En este océano digital donde navegamos todos los días, los influencers son como faros luminosos… pero no todos guían hacia puerto seguro. Algunos solo deslumbran, sin dirección. Y es que en la era de las redes sociales, se ha confundido la capacidad de atraer miradas con el arte de comunicar. Como especialista en comunicación, creo que es momento de lanzar una bengala: no todo lo que se viraliza comunica, y no todo influencer tiene un mensaje que valga la pena escuchar.
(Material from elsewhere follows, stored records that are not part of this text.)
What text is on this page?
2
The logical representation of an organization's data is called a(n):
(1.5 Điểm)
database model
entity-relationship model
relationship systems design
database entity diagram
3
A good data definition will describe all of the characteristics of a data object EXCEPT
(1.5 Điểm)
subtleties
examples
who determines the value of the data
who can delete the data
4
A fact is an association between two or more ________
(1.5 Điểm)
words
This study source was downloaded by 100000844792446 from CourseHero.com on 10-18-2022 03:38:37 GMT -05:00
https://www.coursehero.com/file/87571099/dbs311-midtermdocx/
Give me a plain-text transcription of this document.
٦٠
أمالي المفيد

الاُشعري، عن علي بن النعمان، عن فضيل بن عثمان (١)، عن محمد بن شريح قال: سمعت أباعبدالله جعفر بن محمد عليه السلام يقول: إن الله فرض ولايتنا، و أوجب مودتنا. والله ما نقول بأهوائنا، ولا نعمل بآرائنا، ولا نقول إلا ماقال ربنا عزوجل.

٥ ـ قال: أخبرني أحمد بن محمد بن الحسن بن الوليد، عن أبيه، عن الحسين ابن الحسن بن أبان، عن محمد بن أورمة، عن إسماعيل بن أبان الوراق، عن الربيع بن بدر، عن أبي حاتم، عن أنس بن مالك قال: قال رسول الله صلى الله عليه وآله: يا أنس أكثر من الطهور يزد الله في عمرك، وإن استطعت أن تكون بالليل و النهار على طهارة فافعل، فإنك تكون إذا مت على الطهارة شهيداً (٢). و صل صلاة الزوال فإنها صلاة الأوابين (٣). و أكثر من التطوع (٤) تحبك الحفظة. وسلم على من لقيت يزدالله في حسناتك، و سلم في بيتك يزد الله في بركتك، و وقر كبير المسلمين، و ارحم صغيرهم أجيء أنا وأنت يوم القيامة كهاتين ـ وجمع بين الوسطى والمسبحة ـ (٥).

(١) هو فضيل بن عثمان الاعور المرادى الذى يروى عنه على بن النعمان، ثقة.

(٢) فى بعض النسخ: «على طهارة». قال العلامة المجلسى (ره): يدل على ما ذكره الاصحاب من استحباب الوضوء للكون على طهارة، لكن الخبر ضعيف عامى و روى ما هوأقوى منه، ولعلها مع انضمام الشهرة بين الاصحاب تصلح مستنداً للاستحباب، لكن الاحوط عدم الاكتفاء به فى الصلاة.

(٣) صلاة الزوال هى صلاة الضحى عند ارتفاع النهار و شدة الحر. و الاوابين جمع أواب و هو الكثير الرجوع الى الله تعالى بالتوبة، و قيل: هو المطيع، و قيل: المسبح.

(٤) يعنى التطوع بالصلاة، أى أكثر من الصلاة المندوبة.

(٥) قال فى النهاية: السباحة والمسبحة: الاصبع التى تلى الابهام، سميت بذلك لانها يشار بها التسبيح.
Las redes están llenas de fuegos artificiales: espectaculares, fugaces, vacíos. Se celebran los likes como trofeos y se mide la credibilidad en seguidores, no en argumentos. Pero la verdadera comunicación no grita, conversa. No busca brillar, busca conectar. No es espuma, es raíz.
Mientras tanto, muchos influencers, aún con millones de seguidores, carecen de brújula ética o sentido de responsabilidad. Sus publicaciones entretienen, sí, pero no necesariamente construyen. Y lo preocupante es cuando se les otorgan espacios de poder simbólico o político, como si la fama digital bastara para hablar de todo… incluso de lo que no comprenden.
¿Qué nos dice esto como sociedad? Que hemos puesto el micrófono en manos de quien genera ruido, no necesariamente ideas. Que confundimos la caja de resonancia con el mensaje. Que muchas veces preferimos el efecto viral al contenido vital.
Las redes, como una plaza pública sin reglas claras, nos exigen discernimiento. No todo mensaje con filtros transmite verdad. No toda historia contada en 15 segundos merece nuestra credibilidad. La comunicación de verdad es como una semilla: necesita tierra fértil, intención y tiempo para dar frutos. En cambio, el contenido vacío es como el humo: se disipa sin dejar huella.
No estoy en contra del entretenimiento ni del humor ligero. Pero sí me preocupa que olvidemos el poder del mensaje bien construido, reflexionado, comprometido. Porque cada publicación es una oportunidad de influir… para bien o para mal.
Hoy más que nunca, quienes tenemos formación en comunicación debemos alzar la voz. Formar audiencias críticas, fomentar la ética en el discurso, y promover mensajes que informen, eduquen y conmuevan. Porque si dejamos que los algoritmos decidan qué vale la pena, habremos cedido el timón de nuestra conciencia colectiva.
La comunicación no puede seguir siendo un espectáculo vacío. Es tiempo de que volvamos a escuchar, a cuestionar y a elegir qué voces queremos seguir. Porque el mensaje no solo debe hacerse viral: debe hacernos pensar.
Y ahí radica la verdadera influencia.